I cannot describe to you my feelings on this calm summer night, when two thousand men are sleeping around me, many of them enjoying the last, perhaps, before that of death — and I, suspicious that Death is creeping behind me with his fatal dart, am communing with God, my country, and thee.
I have sought most closely and diligently, and often in my breast, for a wrong motive in thus hazarding the happiness of those I loved and I could not find one. A pure love of my country and of the principles have often advocated before the people and “the name of honor that I love more than I fear death” have called upon me, and I have obeyed.
Sarah, my love for you is deathless, it seems to bind me to you with mighty cables that nothing but Omnipotence could break; and yet my love of Country comes over me like a strong wind and bears me irresistibly on with all these chains to the battlefield.
The memories of the blissful moments I have spent with you come creeping over me, and I feel most gratified to God and to you that I have enjoyed them so long. And hard it is for me to give them up and burn to ashes the hopes of future years, when God willing, we might still have lived and loved together and seen our sons grow up to honorable manhood around us. I have, I know, but few and small claims upon Divine Providence, but something whispers to me – perhaps it is the wafted prayer of my little Edgar — that I shall return to my loved ones unharmed. If I do not, my dear Sarah, never forget how much I love you, and when my last breath escapes me on the battlefield, it will whisper your name.
Forgive my many faults, and the many pains I have caused you. How thoughtless and foolish I have oftentimes been! How gladly would I wash out with my tears every little spot upon your happiness, and struggle with all the misfortune of this world, to shield you and my children from harm. But I cannot. I must watch you from the spirit land and hover near you, while you buffet the storms with your precious little freight, and wait with sad patience till we meet to part no more.

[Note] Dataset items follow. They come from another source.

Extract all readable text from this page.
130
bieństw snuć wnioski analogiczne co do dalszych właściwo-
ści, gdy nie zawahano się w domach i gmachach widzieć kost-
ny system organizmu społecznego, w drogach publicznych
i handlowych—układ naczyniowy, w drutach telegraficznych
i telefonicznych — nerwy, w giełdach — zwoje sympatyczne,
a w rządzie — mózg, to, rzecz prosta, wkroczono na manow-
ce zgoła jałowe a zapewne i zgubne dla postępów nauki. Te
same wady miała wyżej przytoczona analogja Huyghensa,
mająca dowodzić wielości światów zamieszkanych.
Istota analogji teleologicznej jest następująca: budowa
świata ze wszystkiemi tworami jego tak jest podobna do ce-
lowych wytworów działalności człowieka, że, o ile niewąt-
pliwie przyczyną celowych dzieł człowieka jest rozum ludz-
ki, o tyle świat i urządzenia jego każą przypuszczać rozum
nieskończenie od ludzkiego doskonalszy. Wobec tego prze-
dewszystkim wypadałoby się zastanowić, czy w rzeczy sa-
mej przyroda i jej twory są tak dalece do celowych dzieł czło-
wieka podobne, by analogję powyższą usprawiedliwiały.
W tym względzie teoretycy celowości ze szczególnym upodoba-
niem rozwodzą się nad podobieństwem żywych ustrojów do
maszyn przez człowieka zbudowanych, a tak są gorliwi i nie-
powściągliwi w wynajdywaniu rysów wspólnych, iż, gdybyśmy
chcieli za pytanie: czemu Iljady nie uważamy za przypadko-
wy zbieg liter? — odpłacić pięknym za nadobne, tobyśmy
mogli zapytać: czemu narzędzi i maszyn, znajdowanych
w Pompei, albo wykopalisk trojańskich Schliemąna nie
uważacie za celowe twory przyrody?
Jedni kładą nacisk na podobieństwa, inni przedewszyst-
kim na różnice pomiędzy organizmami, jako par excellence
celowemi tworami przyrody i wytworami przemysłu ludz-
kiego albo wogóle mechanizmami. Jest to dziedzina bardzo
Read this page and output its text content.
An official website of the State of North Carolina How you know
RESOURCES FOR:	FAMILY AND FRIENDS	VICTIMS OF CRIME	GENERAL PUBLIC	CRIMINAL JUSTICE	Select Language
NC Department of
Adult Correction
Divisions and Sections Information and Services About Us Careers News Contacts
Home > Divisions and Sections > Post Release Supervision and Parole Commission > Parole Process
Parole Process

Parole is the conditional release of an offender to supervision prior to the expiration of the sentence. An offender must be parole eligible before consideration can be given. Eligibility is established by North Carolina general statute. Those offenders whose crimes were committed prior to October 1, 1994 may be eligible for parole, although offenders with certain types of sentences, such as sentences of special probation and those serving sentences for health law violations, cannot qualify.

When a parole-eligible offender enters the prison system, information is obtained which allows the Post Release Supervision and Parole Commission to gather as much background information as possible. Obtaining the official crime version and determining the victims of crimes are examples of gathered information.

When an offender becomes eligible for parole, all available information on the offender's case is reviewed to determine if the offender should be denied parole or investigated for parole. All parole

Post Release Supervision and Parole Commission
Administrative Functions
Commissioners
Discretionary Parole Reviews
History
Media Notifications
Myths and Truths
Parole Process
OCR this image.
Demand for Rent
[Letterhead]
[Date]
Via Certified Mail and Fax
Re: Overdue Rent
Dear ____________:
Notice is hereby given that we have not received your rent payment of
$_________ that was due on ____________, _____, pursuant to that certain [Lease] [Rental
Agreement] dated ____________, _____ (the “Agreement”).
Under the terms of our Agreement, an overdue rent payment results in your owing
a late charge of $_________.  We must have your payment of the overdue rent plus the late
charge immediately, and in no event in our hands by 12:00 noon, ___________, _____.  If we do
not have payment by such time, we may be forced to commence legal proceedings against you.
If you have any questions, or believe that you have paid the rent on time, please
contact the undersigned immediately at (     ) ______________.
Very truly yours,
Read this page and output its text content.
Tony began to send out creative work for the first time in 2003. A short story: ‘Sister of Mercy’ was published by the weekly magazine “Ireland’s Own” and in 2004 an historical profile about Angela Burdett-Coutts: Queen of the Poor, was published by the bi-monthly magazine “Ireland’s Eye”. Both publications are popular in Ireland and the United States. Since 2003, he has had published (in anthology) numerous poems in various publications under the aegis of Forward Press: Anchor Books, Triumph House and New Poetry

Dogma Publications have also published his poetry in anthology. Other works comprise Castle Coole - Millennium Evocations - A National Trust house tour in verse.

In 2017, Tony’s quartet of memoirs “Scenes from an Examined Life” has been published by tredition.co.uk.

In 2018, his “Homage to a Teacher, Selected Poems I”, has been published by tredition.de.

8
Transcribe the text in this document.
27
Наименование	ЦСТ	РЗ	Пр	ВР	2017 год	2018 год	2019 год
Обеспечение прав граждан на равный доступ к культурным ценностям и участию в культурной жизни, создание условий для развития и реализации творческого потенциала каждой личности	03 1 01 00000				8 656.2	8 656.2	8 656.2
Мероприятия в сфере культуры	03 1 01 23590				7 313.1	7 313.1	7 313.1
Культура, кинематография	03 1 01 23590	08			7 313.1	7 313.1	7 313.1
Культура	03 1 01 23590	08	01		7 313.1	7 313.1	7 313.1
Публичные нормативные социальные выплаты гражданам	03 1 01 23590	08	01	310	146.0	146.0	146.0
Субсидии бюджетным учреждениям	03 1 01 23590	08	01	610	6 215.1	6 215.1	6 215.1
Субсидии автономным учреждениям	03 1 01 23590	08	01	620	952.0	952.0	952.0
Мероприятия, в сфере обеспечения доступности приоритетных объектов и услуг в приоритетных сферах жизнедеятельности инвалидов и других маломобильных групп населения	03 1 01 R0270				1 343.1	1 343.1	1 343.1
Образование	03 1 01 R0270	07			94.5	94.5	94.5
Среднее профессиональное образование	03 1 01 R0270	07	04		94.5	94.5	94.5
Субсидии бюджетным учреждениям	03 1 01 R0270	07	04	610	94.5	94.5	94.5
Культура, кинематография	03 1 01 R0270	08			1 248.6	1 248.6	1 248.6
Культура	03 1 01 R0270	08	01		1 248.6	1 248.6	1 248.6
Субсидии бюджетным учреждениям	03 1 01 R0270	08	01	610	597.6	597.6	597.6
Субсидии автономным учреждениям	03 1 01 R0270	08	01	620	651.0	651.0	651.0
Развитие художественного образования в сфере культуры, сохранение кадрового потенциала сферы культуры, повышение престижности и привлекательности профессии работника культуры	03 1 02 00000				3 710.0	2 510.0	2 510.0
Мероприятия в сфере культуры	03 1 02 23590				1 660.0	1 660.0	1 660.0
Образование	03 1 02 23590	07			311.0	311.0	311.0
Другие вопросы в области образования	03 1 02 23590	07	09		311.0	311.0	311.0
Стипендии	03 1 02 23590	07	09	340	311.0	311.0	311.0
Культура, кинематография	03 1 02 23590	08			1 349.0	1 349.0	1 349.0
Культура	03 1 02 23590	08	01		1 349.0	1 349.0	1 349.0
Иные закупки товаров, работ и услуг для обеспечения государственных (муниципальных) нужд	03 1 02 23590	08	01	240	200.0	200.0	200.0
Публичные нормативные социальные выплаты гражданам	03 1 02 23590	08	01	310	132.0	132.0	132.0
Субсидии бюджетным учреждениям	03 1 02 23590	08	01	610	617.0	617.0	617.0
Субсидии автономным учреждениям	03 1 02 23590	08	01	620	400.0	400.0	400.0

But, O Sarah! If the dead can come back to this earth and flit unseen around those they loved, I shall always be near you; in the garish day and in the darkest night — amidst your happiest scenes and gloomiest hours – always, always; and if there be a soft breeze upon your cheek, it shall be my breath; or the cool air fans your throbbing temple, it shall be my spirit passing by.
Sarah, do not mourn me dead; think I am gone and wait for thee, for we shall meet again.
As for my little boys, they will grow as I have done, and never know a father’s love and care. Little Willie is too young to remember me long, and my blue eyed Edgar will keep my frolics with him among the dimmest memories of his childhood. Sarah, I have unlimited confidence in your maternal care and your development of their characters. Tell my two mothers his and hers I call God’s blessing upon them. O Sarah, I wait for you there! Come to me, and lead thither my children.